The Review Column: Robert Kennedy
One of the more remarkable things about the assassination of Robert Kennedy was the emotional identification with the dead man on this side of the Atlantic.
This was more than a matter of sorrow at the Kennedys’ tragic history; it was more than awe at the family’s glamour. Robert Kennedy was mourned as one who stood for the poor and underprivileged, for racial integration and a more humane society. He was venerated as a rich man who cared deeply for the common people.
Was this true or false?
Kennedy was first and foremost a politician—one who drove ruthlessly for the top. It is no new thing, for a man on the march to power to speak up for the underdog; the British Labour government, to give only one example, is full of such people.
This is the true perspective on the famous Kennedy crusade. The simple fact is that they have always played for votes; when Martin Luther King was arrested at a crucial moment in the 1960 election, the late President Kennedy did not judge the matter on grounds of Negro interests but on how many coloured votes he could swing by taking King’s side, and whether they would be enough to make it worth while.

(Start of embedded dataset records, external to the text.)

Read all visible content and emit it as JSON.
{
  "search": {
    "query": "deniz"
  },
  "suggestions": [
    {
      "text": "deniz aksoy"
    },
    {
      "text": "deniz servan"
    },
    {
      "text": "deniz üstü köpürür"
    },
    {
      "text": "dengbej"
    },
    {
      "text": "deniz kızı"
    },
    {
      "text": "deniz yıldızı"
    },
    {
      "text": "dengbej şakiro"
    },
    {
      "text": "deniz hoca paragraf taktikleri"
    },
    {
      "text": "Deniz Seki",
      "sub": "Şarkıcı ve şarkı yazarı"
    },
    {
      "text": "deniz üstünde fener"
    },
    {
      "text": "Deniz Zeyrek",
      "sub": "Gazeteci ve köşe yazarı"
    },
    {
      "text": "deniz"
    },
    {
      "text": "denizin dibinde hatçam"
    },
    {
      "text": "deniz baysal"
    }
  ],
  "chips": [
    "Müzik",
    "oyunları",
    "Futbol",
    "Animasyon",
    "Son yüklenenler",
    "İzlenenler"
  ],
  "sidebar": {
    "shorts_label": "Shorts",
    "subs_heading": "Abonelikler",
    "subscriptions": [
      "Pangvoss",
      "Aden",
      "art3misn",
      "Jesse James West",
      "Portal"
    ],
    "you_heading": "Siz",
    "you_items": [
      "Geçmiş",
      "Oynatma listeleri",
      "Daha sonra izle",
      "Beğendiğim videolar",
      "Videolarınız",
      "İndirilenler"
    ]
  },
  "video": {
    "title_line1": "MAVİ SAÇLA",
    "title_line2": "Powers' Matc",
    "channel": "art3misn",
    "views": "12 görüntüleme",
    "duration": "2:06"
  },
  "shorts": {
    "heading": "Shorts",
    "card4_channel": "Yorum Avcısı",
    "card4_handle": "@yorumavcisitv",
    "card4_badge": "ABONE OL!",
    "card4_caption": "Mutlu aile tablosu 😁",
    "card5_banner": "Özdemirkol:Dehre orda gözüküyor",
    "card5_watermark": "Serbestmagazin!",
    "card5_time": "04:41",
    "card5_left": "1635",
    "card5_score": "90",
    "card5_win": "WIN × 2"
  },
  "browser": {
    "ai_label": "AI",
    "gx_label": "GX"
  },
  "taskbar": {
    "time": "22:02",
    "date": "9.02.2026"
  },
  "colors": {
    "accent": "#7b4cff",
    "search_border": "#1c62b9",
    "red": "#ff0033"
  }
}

Similarly, Robert Kennedy provoked much hatred— perhaps also that of his alleged assassin—by championing Israeli interests in the Middle East. This was a direct bid for the Jewish vote, both in the Californian primary election and in the vital state of New York which Kennedy represented in the Senate.
The dead man’s record in office is no more sympathetic. In September 1961 he warned that America was prepared to use nuclear weapons. When the Berlin wall went up he favoured a military confrontation with the Russians. As he himself admitted, he was once a hawk over Vietnam.
On these, and many other, issues Robert Kennedy was not on the side of the common man; he was standing strongly for the interests of American capitalism, even if the lives of millions were at stake.
The assassination was a horrible and frightening affair but so is the capitalist system Kennedy stood for. His was just a single life; capitalism has killed millions.
Germs at Porton Down
The recent protests at the Ministry of Defence germ and gas warfare laboratory at Porton Down have had one rather surprising result. As if to show us that there is nothing harmful going on there, the plant will hold a number of open days, when we shall all be able to see as much of what the scientists are up to as the government thinks fit
Perhaps we shall be encouraged to make a day of it— take the family for an outing on a cheap excursion from one of the nationalised transport undertakings, picnic under the shadows of menacingly blank windows, take home a souvenir test tube of anthrax or botulism.
Very few people will be taken in by the open days. When they are shown the vaccines against disease which Porton Down produces, they will probably reflect that such results are inevitable. The laboratory was set up for one primary purpose—research into methods of waging war by administering gas and disease.